Se metió en un cubículo de los aseos y, sin quitarse el abrigo, se sentó sobre la tapa cerrada del inodoro. No entendía qué ocurría. Una y otra vez se recordaba a sí misma que no conocía al hombre del abrigo, que nunca lo había visto. Pero su estallido la había llevado al borde de algún recuerdo. Era como si todos los pequeños grupos de recuerdos dormidos, ocultos en distintas partes de su cuerpo, hubiesen cobrado vida al mismo tiempo.

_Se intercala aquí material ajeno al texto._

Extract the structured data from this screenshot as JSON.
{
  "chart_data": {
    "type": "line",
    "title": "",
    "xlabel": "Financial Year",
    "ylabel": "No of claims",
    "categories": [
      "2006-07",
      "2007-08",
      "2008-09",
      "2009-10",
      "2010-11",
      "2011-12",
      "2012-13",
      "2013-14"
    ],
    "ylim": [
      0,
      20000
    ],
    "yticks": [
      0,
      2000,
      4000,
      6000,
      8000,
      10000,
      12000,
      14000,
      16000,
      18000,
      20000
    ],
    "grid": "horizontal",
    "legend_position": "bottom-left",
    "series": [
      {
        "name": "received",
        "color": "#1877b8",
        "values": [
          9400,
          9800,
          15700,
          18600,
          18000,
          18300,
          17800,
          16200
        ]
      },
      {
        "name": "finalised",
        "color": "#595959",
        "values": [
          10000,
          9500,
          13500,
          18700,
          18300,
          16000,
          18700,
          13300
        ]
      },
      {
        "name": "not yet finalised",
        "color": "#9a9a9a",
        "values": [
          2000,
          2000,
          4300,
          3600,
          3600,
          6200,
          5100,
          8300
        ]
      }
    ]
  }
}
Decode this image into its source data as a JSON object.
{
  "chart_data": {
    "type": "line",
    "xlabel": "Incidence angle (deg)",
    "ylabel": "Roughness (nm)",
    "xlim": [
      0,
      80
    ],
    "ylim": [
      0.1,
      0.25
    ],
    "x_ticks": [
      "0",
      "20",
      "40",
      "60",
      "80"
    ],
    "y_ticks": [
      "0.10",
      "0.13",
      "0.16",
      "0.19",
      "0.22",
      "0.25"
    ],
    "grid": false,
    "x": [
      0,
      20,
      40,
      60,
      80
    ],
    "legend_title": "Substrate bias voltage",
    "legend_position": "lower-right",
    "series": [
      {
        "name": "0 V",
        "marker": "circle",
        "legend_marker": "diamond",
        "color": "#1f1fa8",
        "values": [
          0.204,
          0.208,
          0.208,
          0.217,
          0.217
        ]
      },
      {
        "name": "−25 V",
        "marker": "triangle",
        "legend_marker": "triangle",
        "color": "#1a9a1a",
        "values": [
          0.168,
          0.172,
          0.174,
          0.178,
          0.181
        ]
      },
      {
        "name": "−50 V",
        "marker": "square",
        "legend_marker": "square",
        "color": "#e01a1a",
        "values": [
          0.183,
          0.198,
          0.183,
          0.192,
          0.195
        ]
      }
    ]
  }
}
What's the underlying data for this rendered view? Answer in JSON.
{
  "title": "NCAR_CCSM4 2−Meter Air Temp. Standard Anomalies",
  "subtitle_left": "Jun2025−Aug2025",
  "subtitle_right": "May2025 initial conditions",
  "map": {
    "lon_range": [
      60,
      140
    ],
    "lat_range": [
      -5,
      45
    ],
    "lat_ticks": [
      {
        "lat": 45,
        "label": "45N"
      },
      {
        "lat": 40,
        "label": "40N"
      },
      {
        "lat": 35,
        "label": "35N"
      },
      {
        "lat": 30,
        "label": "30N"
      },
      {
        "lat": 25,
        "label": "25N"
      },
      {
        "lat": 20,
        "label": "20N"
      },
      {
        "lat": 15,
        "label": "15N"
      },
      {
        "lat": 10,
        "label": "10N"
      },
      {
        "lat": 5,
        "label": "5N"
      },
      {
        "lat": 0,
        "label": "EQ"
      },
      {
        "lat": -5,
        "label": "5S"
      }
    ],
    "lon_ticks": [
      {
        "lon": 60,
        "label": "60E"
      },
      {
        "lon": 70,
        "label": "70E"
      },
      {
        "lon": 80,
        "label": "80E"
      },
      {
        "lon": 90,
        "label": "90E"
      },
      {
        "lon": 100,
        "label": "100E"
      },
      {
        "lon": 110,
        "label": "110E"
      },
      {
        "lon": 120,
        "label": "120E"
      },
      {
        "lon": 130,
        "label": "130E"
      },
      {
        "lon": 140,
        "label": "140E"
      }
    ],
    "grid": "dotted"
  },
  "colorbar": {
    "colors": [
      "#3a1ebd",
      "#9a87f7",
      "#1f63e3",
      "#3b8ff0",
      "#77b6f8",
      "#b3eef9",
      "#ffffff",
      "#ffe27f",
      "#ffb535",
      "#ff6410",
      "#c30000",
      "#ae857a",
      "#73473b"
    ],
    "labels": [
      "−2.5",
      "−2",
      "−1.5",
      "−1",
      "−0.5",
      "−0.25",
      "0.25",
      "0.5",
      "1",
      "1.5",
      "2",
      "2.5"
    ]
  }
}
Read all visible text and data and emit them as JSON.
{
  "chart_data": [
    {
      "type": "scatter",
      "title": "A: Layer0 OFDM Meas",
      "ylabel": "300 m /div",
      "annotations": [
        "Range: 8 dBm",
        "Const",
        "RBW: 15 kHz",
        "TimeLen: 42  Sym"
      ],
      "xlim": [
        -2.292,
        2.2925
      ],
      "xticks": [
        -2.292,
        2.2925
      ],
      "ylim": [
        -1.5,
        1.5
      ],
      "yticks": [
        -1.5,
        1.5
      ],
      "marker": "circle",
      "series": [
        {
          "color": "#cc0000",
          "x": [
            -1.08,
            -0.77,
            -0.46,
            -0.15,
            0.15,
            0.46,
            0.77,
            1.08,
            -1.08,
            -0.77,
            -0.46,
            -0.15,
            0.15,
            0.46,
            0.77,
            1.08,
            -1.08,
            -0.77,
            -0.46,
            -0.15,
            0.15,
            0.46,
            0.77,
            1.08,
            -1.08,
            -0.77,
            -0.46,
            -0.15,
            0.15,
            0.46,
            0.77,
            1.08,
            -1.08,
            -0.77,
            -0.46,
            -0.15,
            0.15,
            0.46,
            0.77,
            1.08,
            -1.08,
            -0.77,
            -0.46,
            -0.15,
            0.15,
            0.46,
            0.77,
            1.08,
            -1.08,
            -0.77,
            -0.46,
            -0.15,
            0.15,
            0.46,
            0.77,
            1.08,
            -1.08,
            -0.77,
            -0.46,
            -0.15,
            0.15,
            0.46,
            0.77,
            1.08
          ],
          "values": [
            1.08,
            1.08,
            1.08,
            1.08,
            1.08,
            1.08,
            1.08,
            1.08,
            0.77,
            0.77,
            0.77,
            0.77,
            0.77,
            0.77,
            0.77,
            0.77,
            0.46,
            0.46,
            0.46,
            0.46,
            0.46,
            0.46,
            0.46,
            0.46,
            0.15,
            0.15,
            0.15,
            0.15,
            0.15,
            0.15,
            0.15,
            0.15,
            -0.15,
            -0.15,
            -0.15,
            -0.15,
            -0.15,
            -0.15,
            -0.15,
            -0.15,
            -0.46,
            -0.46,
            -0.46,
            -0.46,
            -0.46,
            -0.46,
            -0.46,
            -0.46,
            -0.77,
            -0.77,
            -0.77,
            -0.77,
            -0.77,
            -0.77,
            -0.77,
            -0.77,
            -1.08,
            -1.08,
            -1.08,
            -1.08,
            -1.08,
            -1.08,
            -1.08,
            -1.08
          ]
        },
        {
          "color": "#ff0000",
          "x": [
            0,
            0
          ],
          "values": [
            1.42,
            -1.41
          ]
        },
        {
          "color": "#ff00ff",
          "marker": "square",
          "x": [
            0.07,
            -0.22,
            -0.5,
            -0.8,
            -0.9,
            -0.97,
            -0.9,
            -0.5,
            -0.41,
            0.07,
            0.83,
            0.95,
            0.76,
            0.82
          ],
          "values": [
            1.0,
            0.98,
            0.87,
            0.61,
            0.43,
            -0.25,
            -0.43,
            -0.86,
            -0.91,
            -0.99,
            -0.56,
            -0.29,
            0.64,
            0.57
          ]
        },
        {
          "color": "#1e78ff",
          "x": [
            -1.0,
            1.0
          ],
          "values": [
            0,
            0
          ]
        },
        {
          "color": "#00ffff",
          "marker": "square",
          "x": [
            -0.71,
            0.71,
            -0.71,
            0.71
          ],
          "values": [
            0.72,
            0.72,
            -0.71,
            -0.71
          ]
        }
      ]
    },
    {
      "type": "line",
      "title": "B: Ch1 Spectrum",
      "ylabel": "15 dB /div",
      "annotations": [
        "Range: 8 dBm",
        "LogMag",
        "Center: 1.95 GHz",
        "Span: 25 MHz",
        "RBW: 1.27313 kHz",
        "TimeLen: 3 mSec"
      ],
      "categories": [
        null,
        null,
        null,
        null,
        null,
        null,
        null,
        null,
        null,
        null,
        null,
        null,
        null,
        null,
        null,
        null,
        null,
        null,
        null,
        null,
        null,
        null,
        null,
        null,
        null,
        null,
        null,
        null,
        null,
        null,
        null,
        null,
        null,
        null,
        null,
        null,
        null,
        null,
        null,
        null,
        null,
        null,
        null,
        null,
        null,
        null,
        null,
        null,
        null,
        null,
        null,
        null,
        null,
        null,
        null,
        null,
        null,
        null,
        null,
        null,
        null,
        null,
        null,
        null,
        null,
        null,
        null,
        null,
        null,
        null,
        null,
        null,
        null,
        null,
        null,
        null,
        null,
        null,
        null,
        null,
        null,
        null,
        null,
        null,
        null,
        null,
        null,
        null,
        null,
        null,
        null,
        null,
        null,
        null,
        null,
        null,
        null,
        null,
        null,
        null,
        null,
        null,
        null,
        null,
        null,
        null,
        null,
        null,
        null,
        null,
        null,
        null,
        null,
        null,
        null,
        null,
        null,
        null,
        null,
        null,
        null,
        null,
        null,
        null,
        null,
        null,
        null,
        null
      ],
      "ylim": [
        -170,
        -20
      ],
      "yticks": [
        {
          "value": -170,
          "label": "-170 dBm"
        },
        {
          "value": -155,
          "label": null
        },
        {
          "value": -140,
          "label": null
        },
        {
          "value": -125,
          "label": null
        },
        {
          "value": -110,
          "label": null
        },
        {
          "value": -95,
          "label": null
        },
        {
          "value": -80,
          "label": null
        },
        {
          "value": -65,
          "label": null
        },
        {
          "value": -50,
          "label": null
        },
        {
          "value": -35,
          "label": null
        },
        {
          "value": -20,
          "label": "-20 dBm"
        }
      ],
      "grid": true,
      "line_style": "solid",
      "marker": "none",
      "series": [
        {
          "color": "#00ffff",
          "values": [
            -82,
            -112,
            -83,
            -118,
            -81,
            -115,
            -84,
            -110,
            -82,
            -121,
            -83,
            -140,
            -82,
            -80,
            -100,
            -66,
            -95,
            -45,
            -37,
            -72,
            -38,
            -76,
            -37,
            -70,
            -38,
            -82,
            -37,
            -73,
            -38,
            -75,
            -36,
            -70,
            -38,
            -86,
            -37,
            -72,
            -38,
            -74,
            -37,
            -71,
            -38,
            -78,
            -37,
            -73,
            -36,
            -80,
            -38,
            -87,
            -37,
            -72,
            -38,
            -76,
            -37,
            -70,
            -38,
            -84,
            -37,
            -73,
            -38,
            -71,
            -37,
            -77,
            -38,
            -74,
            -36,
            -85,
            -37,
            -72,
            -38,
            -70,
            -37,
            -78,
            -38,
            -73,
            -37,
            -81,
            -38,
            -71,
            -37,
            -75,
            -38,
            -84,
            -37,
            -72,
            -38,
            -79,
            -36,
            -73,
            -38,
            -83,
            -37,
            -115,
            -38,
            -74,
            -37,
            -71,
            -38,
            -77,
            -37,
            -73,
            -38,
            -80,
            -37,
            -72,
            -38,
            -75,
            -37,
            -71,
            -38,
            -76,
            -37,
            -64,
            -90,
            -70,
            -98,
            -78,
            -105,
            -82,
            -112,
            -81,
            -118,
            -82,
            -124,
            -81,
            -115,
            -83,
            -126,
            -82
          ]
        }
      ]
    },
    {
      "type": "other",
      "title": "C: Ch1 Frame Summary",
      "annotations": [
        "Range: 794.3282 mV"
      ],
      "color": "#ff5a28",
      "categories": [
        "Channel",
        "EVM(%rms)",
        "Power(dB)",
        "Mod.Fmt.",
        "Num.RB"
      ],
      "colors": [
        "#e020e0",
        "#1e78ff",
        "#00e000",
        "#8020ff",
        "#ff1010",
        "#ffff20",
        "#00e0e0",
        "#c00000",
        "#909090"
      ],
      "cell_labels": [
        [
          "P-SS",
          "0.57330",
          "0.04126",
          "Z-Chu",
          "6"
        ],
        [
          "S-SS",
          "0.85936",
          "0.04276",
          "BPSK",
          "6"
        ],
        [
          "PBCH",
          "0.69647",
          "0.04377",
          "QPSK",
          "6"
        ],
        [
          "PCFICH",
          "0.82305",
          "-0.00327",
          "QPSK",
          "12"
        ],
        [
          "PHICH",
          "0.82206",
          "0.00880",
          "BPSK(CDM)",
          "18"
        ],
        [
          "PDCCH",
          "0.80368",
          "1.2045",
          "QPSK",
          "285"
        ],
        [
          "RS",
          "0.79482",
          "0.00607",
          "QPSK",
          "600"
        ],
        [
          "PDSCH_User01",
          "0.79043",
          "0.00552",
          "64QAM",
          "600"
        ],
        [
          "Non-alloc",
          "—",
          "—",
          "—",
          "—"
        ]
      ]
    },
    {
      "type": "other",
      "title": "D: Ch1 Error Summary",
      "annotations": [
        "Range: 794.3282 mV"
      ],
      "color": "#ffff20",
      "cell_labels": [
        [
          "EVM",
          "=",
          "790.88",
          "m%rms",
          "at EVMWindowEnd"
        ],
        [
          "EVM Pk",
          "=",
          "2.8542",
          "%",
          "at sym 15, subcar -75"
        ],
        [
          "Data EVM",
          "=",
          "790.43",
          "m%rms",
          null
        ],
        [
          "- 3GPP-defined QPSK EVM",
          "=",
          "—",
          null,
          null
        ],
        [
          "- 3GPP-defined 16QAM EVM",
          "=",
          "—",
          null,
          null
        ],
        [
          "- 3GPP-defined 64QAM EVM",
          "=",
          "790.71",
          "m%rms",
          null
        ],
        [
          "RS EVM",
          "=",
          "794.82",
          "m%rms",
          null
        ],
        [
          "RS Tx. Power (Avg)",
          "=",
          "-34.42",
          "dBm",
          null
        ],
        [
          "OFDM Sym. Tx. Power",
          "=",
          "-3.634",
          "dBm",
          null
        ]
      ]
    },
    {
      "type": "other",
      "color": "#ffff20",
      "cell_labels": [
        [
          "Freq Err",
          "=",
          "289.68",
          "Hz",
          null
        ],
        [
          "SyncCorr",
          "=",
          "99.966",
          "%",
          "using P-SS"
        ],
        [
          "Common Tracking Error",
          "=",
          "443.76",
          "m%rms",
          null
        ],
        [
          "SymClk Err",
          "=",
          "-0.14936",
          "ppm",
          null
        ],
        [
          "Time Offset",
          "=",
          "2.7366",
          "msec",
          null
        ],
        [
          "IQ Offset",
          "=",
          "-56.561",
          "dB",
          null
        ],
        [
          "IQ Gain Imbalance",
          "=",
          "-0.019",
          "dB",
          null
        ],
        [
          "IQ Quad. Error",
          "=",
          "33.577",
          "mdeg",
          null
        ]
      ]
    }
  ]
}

El pulso no se le calmaba. Se puso de pie y se quitó el abrigo de cachemir, colgándolo de un gancho en la puerta. Cerró los ojos e intentó deshacerse de la imagen del hombre del teléfono tocándose el traje en la zona que cubría el aro del pezón. La tela de Junko Shimada era demasiado gruesa para coger el aro con los dedos, pero logró constatar su sensación dura y metálica, un débil recuerdo del dolor que había sentido la noche en que se hizo el piercing. Ayúdame, gimió Chiaki, acariciando el contorno del aro. Esto es lo que pasaba siempre cuando perdía su impulso sexual durante un tiempo: algo hacía que esos recuerdos dormidos despertaran y ponía en marcha una secuencia terrible de sucesos. Seguía acariciándose el aro y pensó: Quiero estar en otro lado. Y en el momento en que pensó esto, recordó dónde estaba.

Es el Hotel Keio Plaza y hay un caballero esperándome en el piso veintinueve.

Miró el reloj. Eran casi las seis y veinte. Tal vez, pensó, el joven la ayudaría a recuperar su impulso sexual y todos esos recuerdos se dormirían otra vez.